Elternprotest: Demonstration vor Kita Dörnhagen

Solidarisch mit Erzieherinnen: Der Streik an den kommunalen Kindertagesstätten führte in Fuldabrück zu einem Streik der betroffenen Eltern. Etliche Mütter versammelten sich vor dem Rathaus in Dörnhagen, um ihr Verständnis für die Forderungen der Erziehrinnen zum Ausdruck zu bringen. Allerdings setzen die Betroffenen auf eine schnelle Einigung. Fotos: Büntig

Fuldabrück. Die meisten kommunalen Kitas sind seit gestern geschlossen. Grund: Ein Streik der Erzieherinnen. In Fuldabrück protestierten auch Eltern.

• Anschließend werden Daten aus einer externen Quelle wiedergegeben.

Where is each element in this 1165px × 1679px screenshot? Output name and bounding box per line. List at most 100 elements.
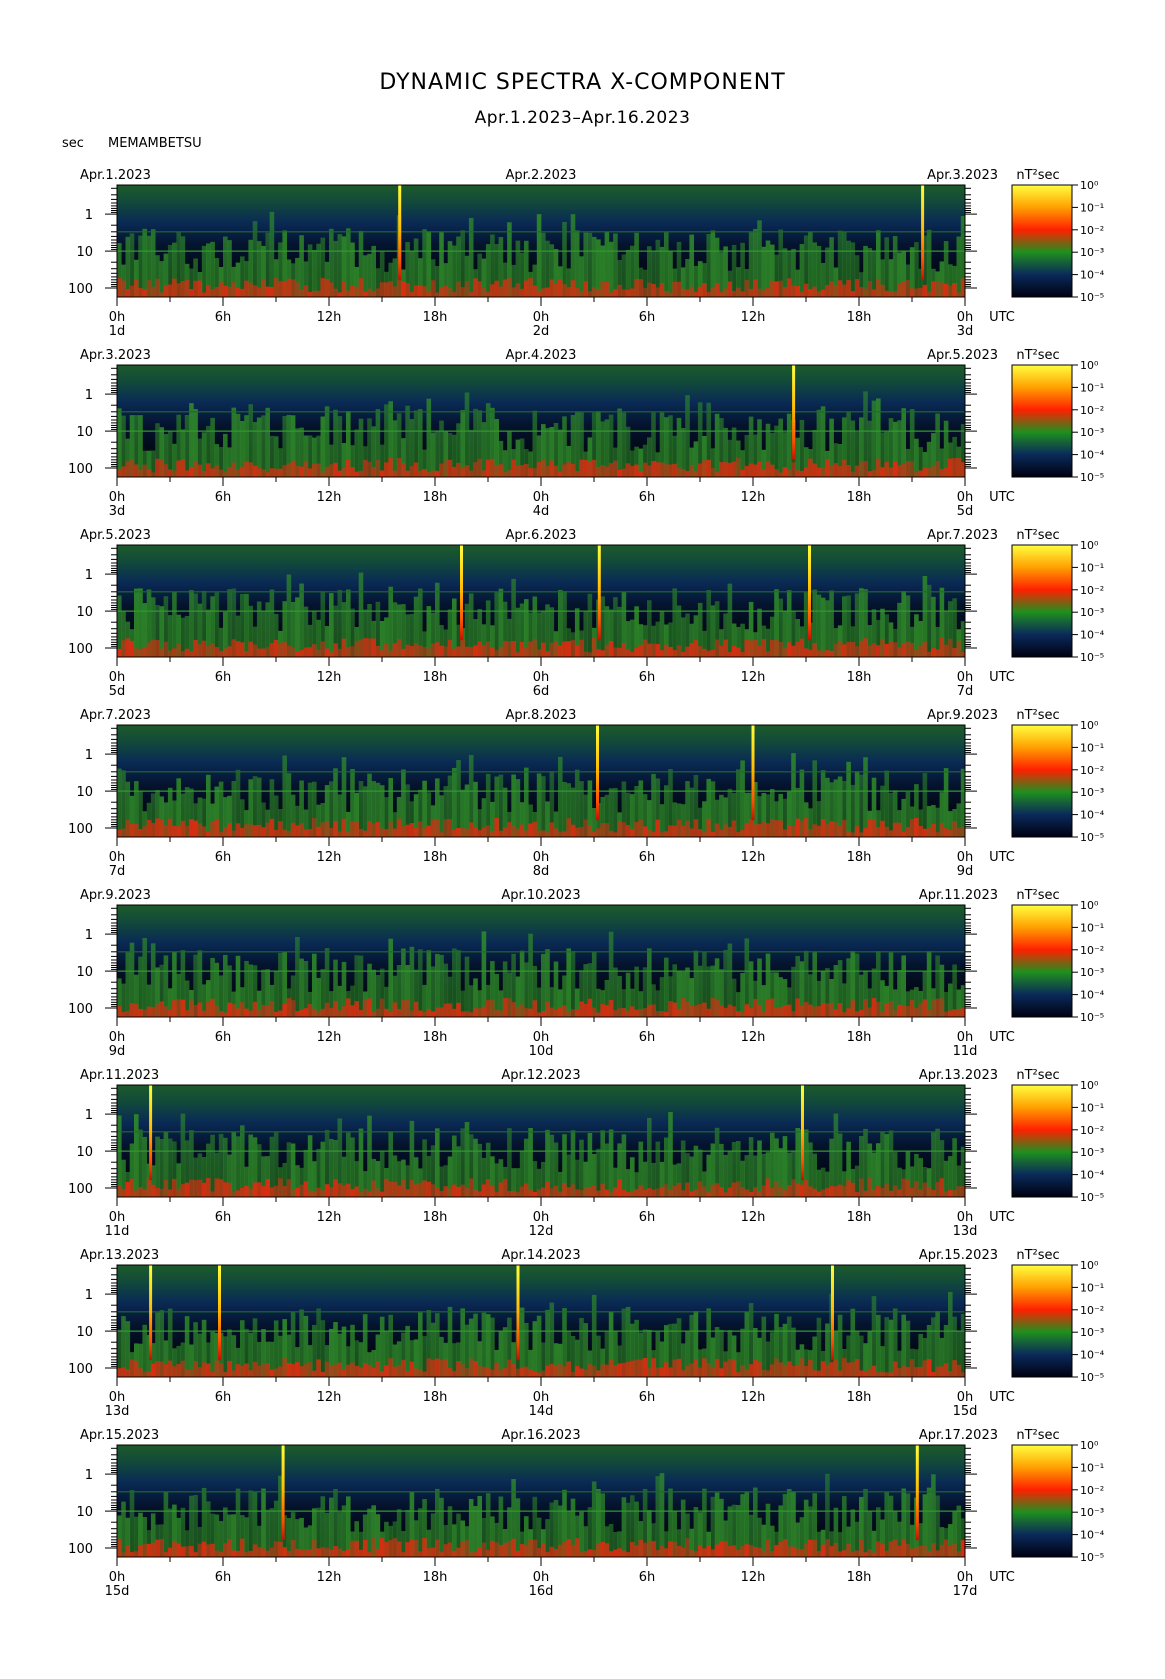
panel-date-mid: Apr.6.2023: [506, 528, 577, 543]
spectrogram-panel: Apr.7.2023 Apr.8.2023 Apr.9.2023 nT²sec 1 10 1…: [68, 708, 1105, 879]
y-tick-label: 1: [85, 208, 93, 223]
x-tick-label: 0h: [957, 1570, 974, 1585]
x-tick-label: 0h: [957, 1030, 974, 1045]
colorbar-tick-label: 10⁻¹: [1080, 1101, 1104, 1114]
spike-mark: [808, 545, 811, 641]
x-tick-label: 0h: [533, 1390, 550, 1405]
colorbar-tick-label: 10⁰: [1080, 359, 1099, 372]
spike-mark: [801, 1085, 804, 1181]
panel-date-mid: Apr.12.2023: [501, 1068, 580, 1083]
day-label: 17d: [953, 1584, 978, 1599]
x-tick-label: 0h: [109, 490, 126, 505]
colorbar-tick-label: 10⁻⁵: [1080, 1191, 1104, 1204]
colorbar-tick-label: 10⁻⁵: [1080, 471, 1104, 484]
y-tick-label: 10: [76, 245, 93, 260]
x-axis-unit: UTC: [989, 310, 1015, 325]
spectrogram-panel: Apr.9.2023 Apr.10.2023 Apr.11.2023 nT²sec11…: [68, 888, 1105, 1059]
panel-date-mid: Apr.10.2023: [501, 888, 580, 903]
colorbar-tick-label: 10⁻⁴: [1080, 1349, 1105, 1362]
x-tick-label: 0h: [957, 850, 974, 865]
panel-date-right: Apr.11.2023: [919, 888, 998, 903]
spectrogram-panel: Apr.11.2023 Apr.12.2023 Apr.13.2023 nT²sec 1…: [68, 1068, 1105, 1239]
day-label: 11d: [953, 1044, 978, 1059]
colorbar-unit: nT²sec: [1016, 1428, 1059, 1443]
y-tick-label: 100: [68, 1542, 93, 1557]
colorbar: [1011, 724, 1073, 838]
day-label: 7d: [109, 864, 126, 879]
spike-mark: [398, 185, 402, 281]
day-label: 14d: [529, 1404, 554, 1419]
panel-date-left: Apr.3.2023: [80, 348, 151, 363]
y-tick-label: 10: [76, 785, 93, 800]
x-axis-unit: UTC: [989, 1210, 1015, 1225]
colorbar-tick-label: 10⁻³: [1080, 426, 1104, 439]
spike-mark: [831, 1265, 834, 1361]
day-label: 5d: [109, 684, 126, 699]
x-tick-label: 0h: [109, 1390, 126, 1405]
x-tick-label: 6h: [215, 1210, 232, 1225]
y-tick-label: 100: [68, 1182, 93, 1197]
panel-date-left: Apr.1.2023: [80, 168, 151, 183]
colorbar-tick-label: 10⁻²: [1080, 1484, 1104, 1497]
x-tick-label: 12h: [317, 670, 342, 685]
colorbar-tick-label: 10⁻²: [1080, 944, 1104, 957]
x-axis-unit: UTC: [989, 670, 1015, 685]
spike-mark: [597, 545, 601, 641]
colorbar-tick-label: 10⁰: [1080, 719, 1099, 732]
colorbar-tick-label: 10⁻²: [1080, 404, 1104, 417]
spike-mark: [792, 365, 796, 461]
day-label: 4d: [533, 504, 550, 519]
spike-mark: [596, 725, 599, 821]
y-tick-label: 1: [85, 1288, 93, 1303]
colorbar-tick-label: 10⁻⁴: [1080, 809, 1105, 822]
x-axis-unit: UTC: [989, 1030, 1015, 1045]
spike-mark: [921, 185, 925, 281]
panel-date-mid: Apr.4.2023: [506, 348, 577, 363]
x-tick-label: 0h: [957, 670, 974, 685]
colorbar-tick-label: 10⁻²: [1080, 584, 1104, 597]
colorbar-tick-label: 10⁻⁵: [1080, 831, 1104, 844]
x-tick-label: 6h: [639, 670, 656, 685]
x-tick-label: 0h: [109, 1570, 126, 1585]
colorbar-tick-label: 10⁻⁴: [1080, 989, 1105, 1002]
colorbar-unit: nT²sec: [1016, 1248, 1059, 1263]
y-tick-label: 100: [68, 1002, 93, 1017]
colorbar-tick-label: 10⁻³: [1080, 1506, 1104, 1519]
colorbar-tick-label: 10⁻³: [1080, 786, 1104, 799]
day-label: 15d: [953, 1404, 978, 1419]
x-axis-unit: UTC: [989, 850, 1015, 865]
x-axis-unit: UTC: [989, 1390, 1015, 1405]
x-tick-label: 18h: [847, 1030, 872, 1045]
x-tick-label: 0h: [533, 310, 550, 325]
day-label: 11d: [105, 1224, 130, 1239]
x-tick-label: 12h: [317, 1210, 342, 1225]
day-label: 3d: [109, 504, 126, 519]
panel-date-right: Apr.3.2023: [927, 168, 998, 183]
panel-date-right: Apr.7.2023: [927, 528, 998, 543]
x-tick-label: 18h: [423, 1210, 448, 1225]
x-tick-label: 18h: [423, 490, 448, 505]
panel-date-right: Apr.17.2023: [919, 1428, 998, 1443]
day-label: 5d: [957, 504, 974, 519]
y-tick-label: 1: [85, 1108, 93, 1123]
spike-mark: [516, 1265, 520, 1361]
colorbar-tick-label: 10⁰: [1080, 1439, 1099, 1452]
x-tick-label: 0h: [533, 1030, 550, 1045]
day-label: 6d: [533, 684, 550, 699]
x-tick-label: 12h: [317, 1570, 342, 1585]
spectrogram-panel: Apr.13.2023 Apr.14.2023 Apr.15.2023 nT²sec 1…: [68, 1248, 1105, 1419]
x-tick-label: 18h: [847, 1570, 872, 1585]
colorbar-tick-label: 10⁻²: [1080, 1124, 1104, 1137]
colorbar: [1011, 1444, 1073, 1558]
spike-mark: [281, 1445, 285, 1541]
x-tick-label: 0h: [533, 670, 550, 685]
day-label: 13d: [953, 1224, 978, 1239]
y-tick-label: 100: [68, 1362, 93, 1377]
x-tick-label: 6h: [215, 490, 232, 505]
spike-mark: [915, 1445, 919, 1541]
x-tick-label: 6h: [639, 490, 656, 505]
colorbar: [1011, 184, 1073, 298]
x-tick-label: 0h: [957, 490, 974, 505]
colorbar-tick-label: 10⁻²: [1080, 764, 1104, 777]
x-tick-label: 6h: [639, 1210, 656, 1225]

Fuldabrück. Montagmorgen, 9 Uhr - eine Zeit, zu der viele jüngere Kinder eigentlich in der Kindertagesstätte sein sollten. Stattdessen aber sind kommunale Einrichtungen, wie auch die in Dörnhagen, geschlossen, und die Erzieherinnen streiken für mehr Geld. In Fuldabrück haben sich Eltern versammelt und demonstrieren vor dem Rathaus in Dörnhagen. „Wir haben volles Verständnis für die Erzieherinnen. Sie machen einen tollen Job und müssen auch entsprechend entlohnt werden“, betont Birgit Meschkat, Elternbeiratsvorsitzende der Kindertagesstätte in Dörnhagen.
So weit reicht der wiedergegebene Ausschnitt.